‘Good Stuffy Eatery’
courtesy of ‘acaben’
It’s no big secret that many people consider Spike Mendelsohn to be the golden boy of Washington restaurants. Whether or not these people live in Washington is another story. Vanity Fair has just come out with their “Next Establishment” List, a sort of JV list to the Vanity Fair 100, and has named Spike as number twenty-five. He’s among such business superstars as Tory Burch, Bonnie Hammer (President of NBC Universal Cable Entertainment), and Tim Westergren (CEO of Pandora) on a list Vanity Fair bills as full of folks “doing some empire building of their own.”
Do two casual restaurants an empire make?

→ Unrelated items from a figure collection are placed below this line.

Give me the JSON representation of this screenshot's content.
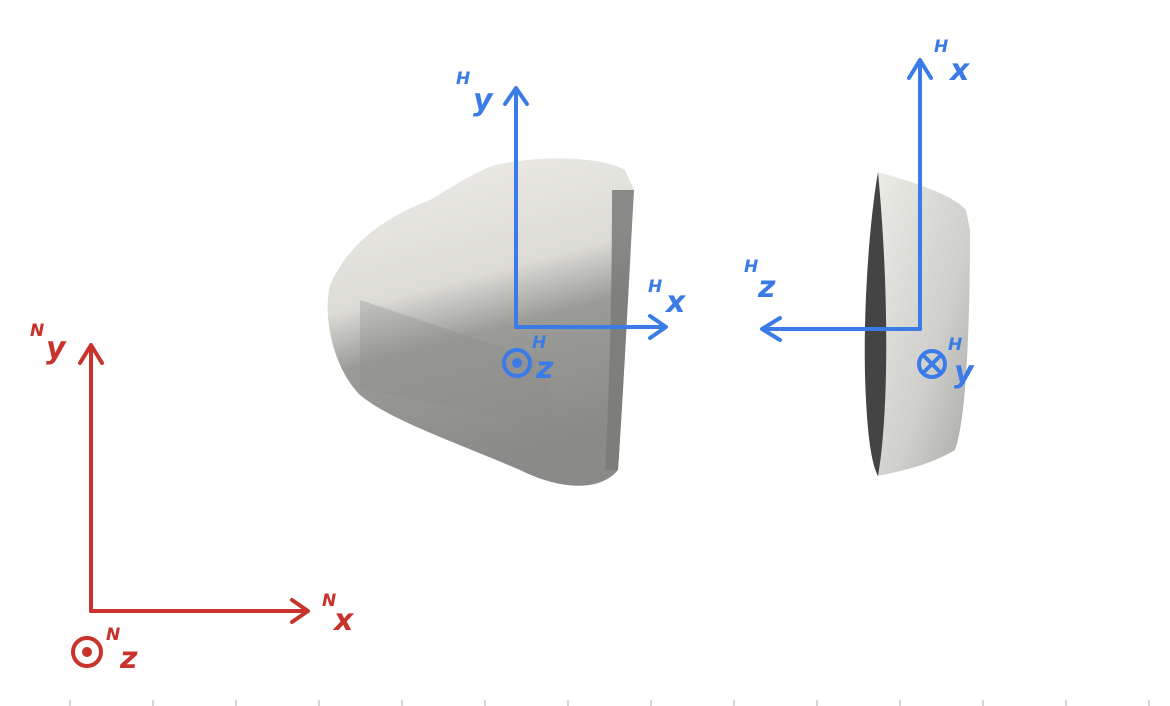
{
  "colors": {
    "sensor_frame": "#3b7be8",
    "reference_frame": "#c8332b",
    "shape_light": "#ecebe6",
    "shape_mid": "#b7b7b3",
    "shape_dark": "#444444",
    "tick": "#d6d6d6"
  },
  "frames": {
    "front_view": {
      "y_axis": {
        "sup": "H",
        "base": "y"
      },
      "x_axis": {
        "sup": "H",
        "base": "x"
      },
      "z_axis": {
        "sup": "H",
        "base": "z",
        "symbol": "out-of-page-dot"
      }
    },
    "side_view": {
      "x_axis": {
        "sup": "H",
        "base": "x"
      },
      "z_axis": {
        "sup": "H",
        "base": "z"
      },
      "y_axis": {
        "sup": "H",
        "base": "y",
        "symbol": "into-page-cross"
      }
    },
    "reference": {
      "y_axis": {
        "sup": "N",
        "base": "y"
      },
      "x_axis": {
        "sup": "N",
        "base": "x"
      },
      "z_axis": {
        "sup": "N",
        "base": "z",
        "symbol": "out-of-page-dot"
      }
    }
  }
}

Spike has been saying, essentially since opening the first Good Stuff Eatery two years ago, that he would be expanding all over D.C. and beyond. But after a fair amount of false starts (rumors of Adams Morgan, Georgetown, Dupont Circle and Union Station outposts never came to fruition), he still just has the one Good Stuff Eatery and the new We, The Pizza next door.
Now don’t get this gal wrong, opening two successful restaurants is no easy feat. But is it an empire? And is Spike, as Vanity Fair puts it, “[close] to owning the Hill’s dining scene?”
Agreed. The Vanity Fair article is absurd. I love Good Stuff, for sure, but the media should tone down the hyperbole.
I hate to be a spoilsport, but I just can’t stand Good Stuff. The milkshakes there are the only keepers. For my money, I’d go to Ray’s the Steaks, and for the burger, I’d rather hit Five Guys than deal with Good Stuff.
Haven’t been to We, the Pizza yet, but I can’t say that Good Stuff has paved the way for me to want to.